Sur la colonisation en Afrique, l'écrivain Frantz Fanon, a écrit: «Chaque spectateur est un lâche ou un traitre » C’est comme cela que je me sens. 

Les derniers mots de l’enfant avant de mourir, furent:

« On s’amusait, monsieur. »

Le jeune garçon et son copain faisaient un "selfie".

Le jeune garçon et son copain ont couru.

Le policier a tire sur les deux jeunes garçons qui couraient, parce qu'ils couraient.

Comme tant d’autres jeunes de leur âge, partout dans le monde, ils faisaient des “selfies” et ils couraient.

Mais, ici,

Des jeunes garçons noirs qui courent, sont en fuite.

Des jeunes garçons noirs et pauvres qui courent, un portable à la main, sont des voleurs.

Des jeunes garçons noirs et pauvres peuvent être éliminés.

Des jeunes noirs et pauvres sont toujours soupçonnés et doivent être éliminés.

L’homme qui les a tués se regarde tous les jours dans le miroir et il trouve normal de tuer des jeunes noirs et pauvres.

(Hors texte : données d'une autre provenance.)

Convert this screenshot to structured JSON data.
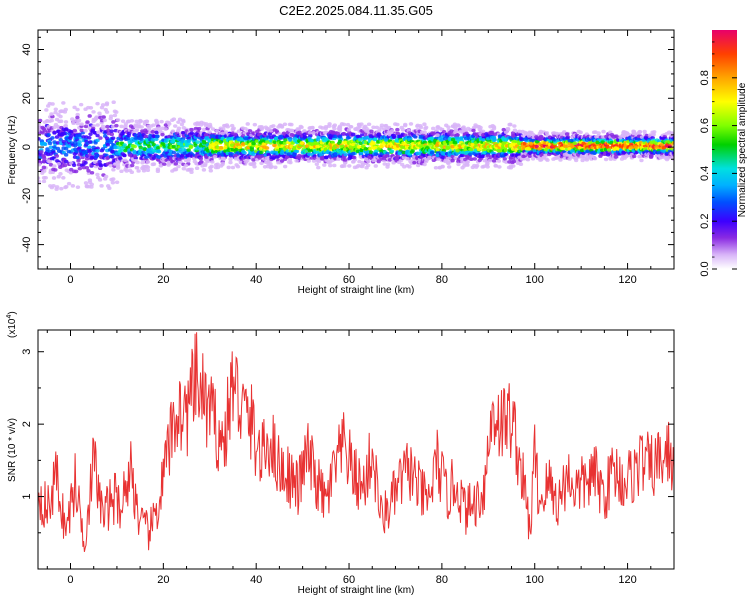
{
  "figure": {
    "title": "C2E2.2025.084.11.35.G05"
  },
  "chart_data": [
    {
      "type": "heatmap",
      "xlabel": "Height of straight line (km)",
      "ylabel": "Frequency (Hz)",
      "xlim": [
        -7,
        130
      ],
      "ylim": [
        -50,
        48
      ],
      "x_ticks": [
        0,
        20,
        40,
        60,
        80,
        100,
        120
      ],
      "y_ticks": [
        -40,
        -20,
        0,
        20,
        40
      ],
      "grid": false,
      "colorbar": {
        "label": "Normalized spectral amplitude",
        "range": [
          0.0,
          1.0
        ],
        "ticks": [
          0.0,
          0.2,
          0.4,
          0.6,
          0.8
        ],
        "tick_labels": [
          "0.0",
          "0.2",
          "0.4",
          "0.6",
          "0.8"
        ],
        "colormap": [
          "#ffffff",
          "#d8b4f8",
          "#8a2be2",
          "#3c00ff",
          "#0050ff",
          "#00b0ff",
          "#00e0e0",
          "#00d000",
          "#80ff00",
          "#ffff00",
          "#ffa500",
          "#ff4000",
          "#e8006a"
        ]
      },
      "band": {
        "center_freq_hz": 0.5,
        "segments": [
          {
            "x": [
              -7,
              10
            ],
            "width_hz": 18,
            "core_amplitude": 0.35
          },
          {
            "x": [
              10,
              30
            ],
            "width_hz": 11,
            "core_amplitude": 0.55
          },
          {
            "x": [
              30,
              97
            ],
            "width_hz": 9,
            "core_amplitude": 0.75
          },
          {
            "x": [
              97,
              130
            ],
            "width_hz": 6,
            "core_amplitude": 0.92
          }
        ]
      }
    },
    {
      "type": "line",
      "xlabel": "Height of straight line (km)",
      "ylabel": "SNR (10 * v/v)",
      "y_scale_label": "(x10",
      "y_scale_exponent": "4",
      "y_scale_suffix": ")",
      "xlim": [
        -7,
        130
      ],
      "ylim": [
        0,
        3.3
      ],
      "x_ticks": [
        0,
        20,
        40,
        60,
        80,
        100,
        120
      ],
      "y_ticks": [
        1,
        2,
        3
      ],
      "grid": false,
      "line_color": "#e83232",
      "series": [
        {
          "x": [
            -7,
            -5,
            -3,
            -1,
            1,
            3,
            5,
            7,
            9,
            11,
            13,
            15,
            17,
            19,
            21,
            23,
            25,
            27,
            29,
            31,
            33,
            35,
            37,
            39,
            41,
            43,
            45,
            47,
            49,
            51,
            53,
            55,
            57,
            59,
            61,
            63,
            65,
            67,
            69,
            71,
            73,
            75,
            77,
            79,
            81,
            83,
            85,
            87,
            89,
            91,
            93,
            95,
            97,
            98,
            99,
            100,
            101,
            103,
            105,
            107,
            109,
            111,
            113,
            115,
            117,
            119,
            121,
            123,
            125,
            127,
            129,
            130
          ],
          "values": [
            1.1,
            0.8,
            1.3,
            0.5,
            1.2,
            0.4,
            1.5,
            0.7,
            1.0,
            0.9,
            1.4,
            0.6,
            0.5,
            0.9,
            1.6,
            2.2,
            2.1,
            2.6,
            2.3,
            2.0,
            1.7,
            2.6,
            2.2,
            2.0,
            1.5,
            1.8,
            1.4,
            1.3,
            1.1,
            1.6,
            1.2,
            0.9,
            1.4,
            1.7,
            1.3,
            1.1,
            1.6,
            0.7,
            0.9,
            1.2,
            1.4,
            1.1,
            0.9,
            1.5,
            1.0,
            1.2,
            0.8,
            0.9,
            1.1,
            2.2,
            2.0,
            2.1,
            1.4,
            1.0,
            0.5,
            1.6,
            0.9,
            1.2,
            0.9,
            1.3,
            1.1,
            1.2,
            1.3,
            1.0,
            1.4,
            1.2,
            1.3,
            1.5,
            1.4,
            1.5,
            1.6,
            1.4
          ]
        }
      ]
    }
  ]
}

Le chauffeur de taxi que j’ai pris hier, l’homme d’affaires qui parle fort à l’aéroport, eux aussi, ils trouvent ça normal.

La propriétaire du magasin qui veut interdire l’entrée du centre commercial aux jeunes noirs.

La journaliste qui suggère que les autobus de la zone Nord n’emmènent pas les jeunes noirs aux plages de la zone Sud, le week-end.

L’homme qui a tué est un policier, payé avec notre argent.

Notre argent paie la police qui tue quatre jeunes noirs par jour.

Se sont plus de vingt mille jeunes noirs tués par an.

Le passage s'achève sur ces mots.